Autumn, The Fall. Maxi-Single Review.

Liverpool Sound and Vision Rating * * * *

You don’t have to look to far to see how the season invoke the passions of the poet and would be lovers in equal force.

Spring brings that tantalising prospect of hope, the return of order from out the darkness that the Romans largely clumped together and then prayed to their gods that the first flowers would return, summer is the full flush of lust and heat, provoking the poet to seek out wooded glades and spy on the green leaves dancing in anticipation, winter is the time when huddled together before a fire and the thrust of conversation takes place and leaves autumn, with trees that shed their inhibitions and the cinematic landscapes that catch the eye.

It is to the poet and the lover which makes the year worthwhile, the moment in nature between life and death, between memory and loss. It is the uncertainty of The Fall that brings forth realisation that all things must eventually end and then, like a phoenix in flames, become reborn.

The three track maxi single by Minneapolis’ Autumn should not only be seen as a return from the 1990s heyday of the band but as a fresh beginning, a revolution with no bloodshed, a celebration of holding firm that memory of when you were younger and full of spirit and like spring, finding  a way to capture that youthful outlook but with full bodied experience completely.

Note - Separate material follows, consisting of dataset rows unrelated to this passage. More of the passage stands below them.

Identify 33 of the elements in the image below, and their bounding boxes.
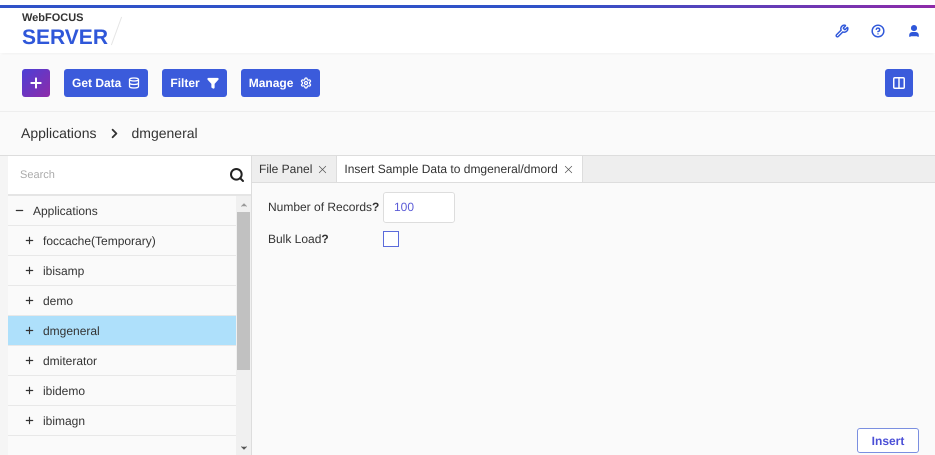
layout-button[interactable] [885, 69, 913, 97]
field-label: Number of Records? [268, 199, 380, 216]
database-icon [128, 77, 140, 89]
expand-icon[interactable] [24, 235, 35, 246]
tab[interactable]: Insert Sample Data to dmgeneral/dmord [337, 156, 583, 182]
tree-item[interactable]: dmgeneral [8, 316, 236, 346]
insert-button[interactable]: Insert [857, 428, 919, 453]
toolbar-button[interactable]: Get Data [64, 69, 148, 97]
breadcrumb-item[interactable]: dmgeneral [132, 123, 198, 144]
scrollbar[interactable] [236, 196, 251, 455]
expand-icon[interactable] [24, 415, 35, 426]
brand-title: SERVER [22, 27, 108, 48]
filter-icon [206, 77, 219, 89]
brand-small-text: WebFOCUS [22, 13, 85, 24]
expand-icon[interactable] [24, 325, 35, 336]
help-icon[interactable] [871, 24, 885, 38]
expand-icon[interactable] [24, 265, 35, 276]
expand-icon[interactable] [24, 355, 35, 366]
tools-icon[interactable] [835, 24, 849, 38]
breadcrumb-item[interactable]: Applications [21, 123, 96, 144]
user-icon[interactable] [907, 24, 921, 38]
gear-icon [300, 77, 312, 89]
records-input[interactable]: 100 [383, 192, 455, 222]
plus-icon [28, 75, 44, 91]
expand-icon[interactable] [24, 295, 35, 306]
field-label: Bulk Load? [268, 231, 330, 248]
toolbar-button[interactable]: Manage [240, 69, 320, 97]
checkbox[interactable] [383, 231, 399, 247]
expand-icon[interactable] [24, 385, 35, 396]
search-icon[interactable] [229, 167, 245, 183]
toolbar-button[interactable]: Filter [162, 69, 227, 97]
add-button[interactable] [22, 69, 50, 97]
columns-icon [892, 76, 906, 90]
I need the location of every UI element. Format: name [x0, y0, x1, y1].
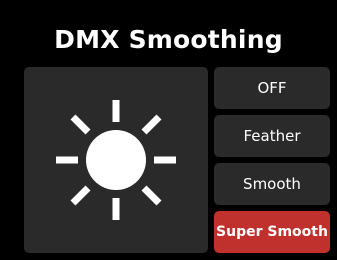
mode-off-label: OFF: [257, 79, 287, 97]
mode-super-smooth-label: Super Smooth: [216, 224, 328, 240]
mode-smooth-button[interactable]: Smooth: [214, 163, 330, 205]
page-title: DMX Smoothing: [54, 25, 283, 54]
dmx-smoothing-screen: DMX Smoothing OFF Feather Smooth Super S…: [0, 0, 337, 260]
sun-icon: [56, 100, 176, 220]
sun-ray-top-left: [70, 114, 91, 135]
mode-feather-button[interactable]: Feather: [214, 115, 330, 157]
sun-ray-top-right: [141, 114, 162, 135]
mode-off-button[interactable]: OFF: [214, 67, 330, 109]
preview-panel: [24, 67, 208, 253]
sun-ray-bottom-right: [141, 185, 162, 206]
mode-super-smooth-button[interactable]: Super Smooth: [214, 211, 330, 253]
mode-feather-label: Feather: [243, 127, 301, 145]
sun-ray-bottom-left: [70, 185, 91, 206]
sun-disc: [86, 130, 146, 190]
mode-smooth-label: Smooth: [243, 175, 301, 193]
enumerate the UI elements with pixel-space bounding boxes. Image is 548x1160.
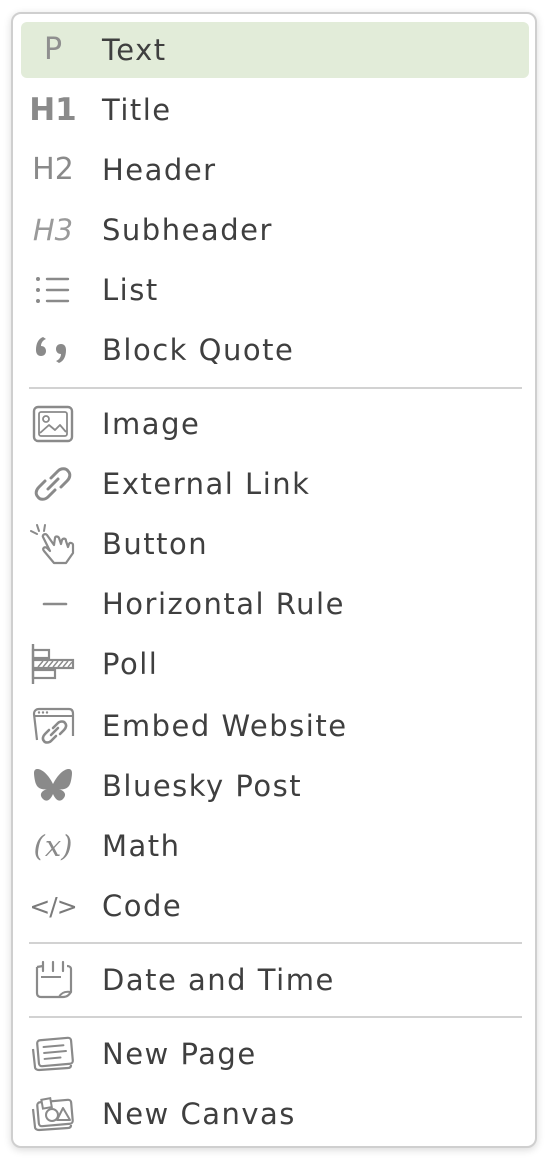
paragraph-icon: P (43, 32, 63, 67)
menu-item-label: Image (102, 407, 201, 441)
menu-item-text[interactable]: P Text (21, 22, 529, 78)
link-icon (29, 462, 77, 506)
menu-item-label: List (102, 273, 159, 307)
menu-item-button[interactable]: Button (21, 516, 529, 572)
menu-item-label: Header (102, 153, 217, 187)
menu-item-label: Title (102, 93, 172, 127)
menu-item-label: New Page (102, 1037, 257, 1071)
menu-item-date-and-time[interactable]: Date and Time (21, 952, 529, 1008)
menu-item-label: External Link (102, 467, 311, 501)
menu-item-label: Math (102, 829, 181, 863)
heading3-icon: H3 (32, 212, 74, 247)
menu-item-new-page[interactable]: New Page (21, 1026, 529, 1082)
embed-website-icon (29, 704, 77, 748)
heading1-icon: H1 (29, 91, 77, 128)
list-icon (29, 268, 77, 312)
poll-icon (29, 642, 77, 686)
block-type-menu: P Text H1 Title H2 Header H3 Subheader L… (11, 12, 537, 1148)
menu-item-bluesky-post[interactable]: Bluesky Post (21, 758, 529, 814)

For Julie Plante, Jeff Leyda and Neil McKay, the melody the tracks, The Fall, its remix and the glory of The Morning After are special, they seek out what is best in the season and whilst we require no evidence of autumn, they supply it with a deep earthy resonance and shades of haunting passion finely woven through the songs as if being stalked by Grendel himself, the fear and the exhilaration pounding in the atmospheric forest as it spies upon the last days of King Hrothgar.

Autumn is the moment of transition, the moment between the full lust of the quickening pulse and the comfort of routine as the year slowly turns to inward reflection and the kicking of leaves that have fallen like soldiers from the battlements; shot by the last arrows of a sun we hope to return.

The Fall has returned, the time is right for the seasons to claim back what was once theirs.